Lecture G1 (2025-10-16): Input Modeling, Part 1 (Data Collection)

In this lecture, we introduce the detailed process of input modeling. Input models are probabilistic models that introduce variation in simulation models of systems. Those input models must be chosen to match statistical distributions in data. Over this unit, we cover collection of data for this process, choice of probabilistic families to fit to these data, and then optimized parameter choice within those families and evaluation of fit with goodness of fit. In this lecture, we discuss issues related to data collection.

Lecture F (2025-10-02): Midterm Review for IEE 475 (Simulating Stochastic Systems)

During this lecture, we review the topics covered up to this point in the course as preparation for the upcoming midterm exam. Students are encouraged to bring their own questions to class so that we can focus on the topics that students feel like they need the most help with.

Lecture E2 (2025-09-30): Random-Variate Generation

In this lecture, we review pseudo-random number generation and then introduce random-variate generation by way of inverse-transform sampling. In particular, we start with a review of the two most important properties of a pseudo-random number generator (PRNG), uniformity and independence, and discuss statistically rigorous methods for testing for these two properties. For uniformity, we focus on a Chi-square/Chi-squared test for larger numbers of samples and a Kolmogorov–Smirnov (KS) test for smaller numbers of samples. For independence, we discuss autocorrelation tests and runs test, and then we demonstrate a runs above-and-below-the-mean test. We then shift to discussing inverse-transform sampling for continuous random variates and discrete random variates and how the resulting random-variate generators might be implemented in a tool like Rockwell Automation's Arena.

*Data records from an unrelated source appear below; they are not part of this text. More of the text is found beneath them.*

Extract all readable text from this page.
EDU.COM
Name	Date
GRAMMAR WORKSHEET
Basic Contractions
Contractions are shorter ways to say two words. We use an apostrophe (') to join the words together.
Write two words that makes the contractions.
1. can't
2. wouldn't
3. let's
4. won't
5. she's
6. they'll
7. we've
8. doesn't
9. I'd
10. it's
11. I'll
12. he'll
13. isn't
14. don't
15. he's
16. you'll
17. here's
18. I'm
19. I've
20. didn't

Lecture E1 (2025-09-25): Random-Number Generation

In this lecture, we first cover some discrete distributions (and the Poisson process) that we ran out of time for during the previous lecture. We then launch into a discussion of how to generate pseudo-random numbers distributed uniformly between 0 and 1 (which are necessary for us to easily generate random variates of any distribution). We talk about the two most important properties of a pseudo-random number generator (PRNG), uniformity and independence. We then talk about desirable properties. Some examples are given of some early PRNG's, and then we introduce the linear congruential generator (LCG) and its variants (like the Combined Linear Congruential Generator, CLCG), which represent a much more modern PRNG that has a number of good properties. We close with a discussion of tests of uniformity. We will continue this discussion and add on tests for independence during next lecture (which will primarily cover random-VARIATE generation).

Lecture D2 (2025-09-23): Probabilistic Models

In this lecture, we review basic probability fundamentals (measure spaces, probability measures, random variables, probability density functions, probability mass functions, cumulative distribution functions, moments, mean/expected value/center of mass, standard deviation, variance), and then we start to build a vocabulary of different probabilistic models that are used in different modeling contexts. These include uniform, triangular, normal, exponential, Erlang-k, Weibull, and Poisson variables. We will finish the discussing next time with the Bernoulli-based discrete variables and Poisson processes.

Lecture D1 (2025-09-18): Probability and Random Variables

In this lecture, we introduce the measure-theoretic concept of a random variable (which is neither random nor a variable) and related terms, such as outcomes, events, probability measures, moments, means, etc. Throughout the lecture, we use the metaphor of probability as mass (and thus probability density as mass density, and a mean as a center of mass). This allows us to discuss the "statistical leverage" of outliers in a distribution (i.e., although they happen infrequently, they still have the ability to shift the mean significantly, as in physical leverage). This sets us up to talk about random processes and particular random variables in the next lecture.

Lecture C2 (2025-09-16): Beyond DES Simulation – SDM, ABM, and NetLogo (and pre-lab discussion for Lab 4 and post-lab discussion for Lab 3)

This lecture provides some historical background and motivation for System Dynamics Modeling (SDM) and Agent-Based Modeling (ABM), two other simulation modeling approaches that contrast with Discrete Event System (DES) simulation.

In particular, in this lecture, we briefly introduce System Dynamics Modeling (SDM) and Agent-Based/Individual-Based Modeling (ABM/IBM) as the two ends of the simulation modeling spectrum (from low resolution to high resolution). The introduction of ABM describes applications in life sciences, social sciences, and engineering (Multi-Agent Systems, MAS)/operations research. NetLogo is introduced, and it is used to present examples of running ABM's as well as the code behind them. 

This lecture is also be coupled with notes discussing the Lab 3 (Monte Carlo simulation) results and general experience. These comments focus on interval estimation (which is right 95% of the time, as opposed to point estimation that is right 0% of the time) and the role of non-trivial distributions of random variables (as opposed to just their means).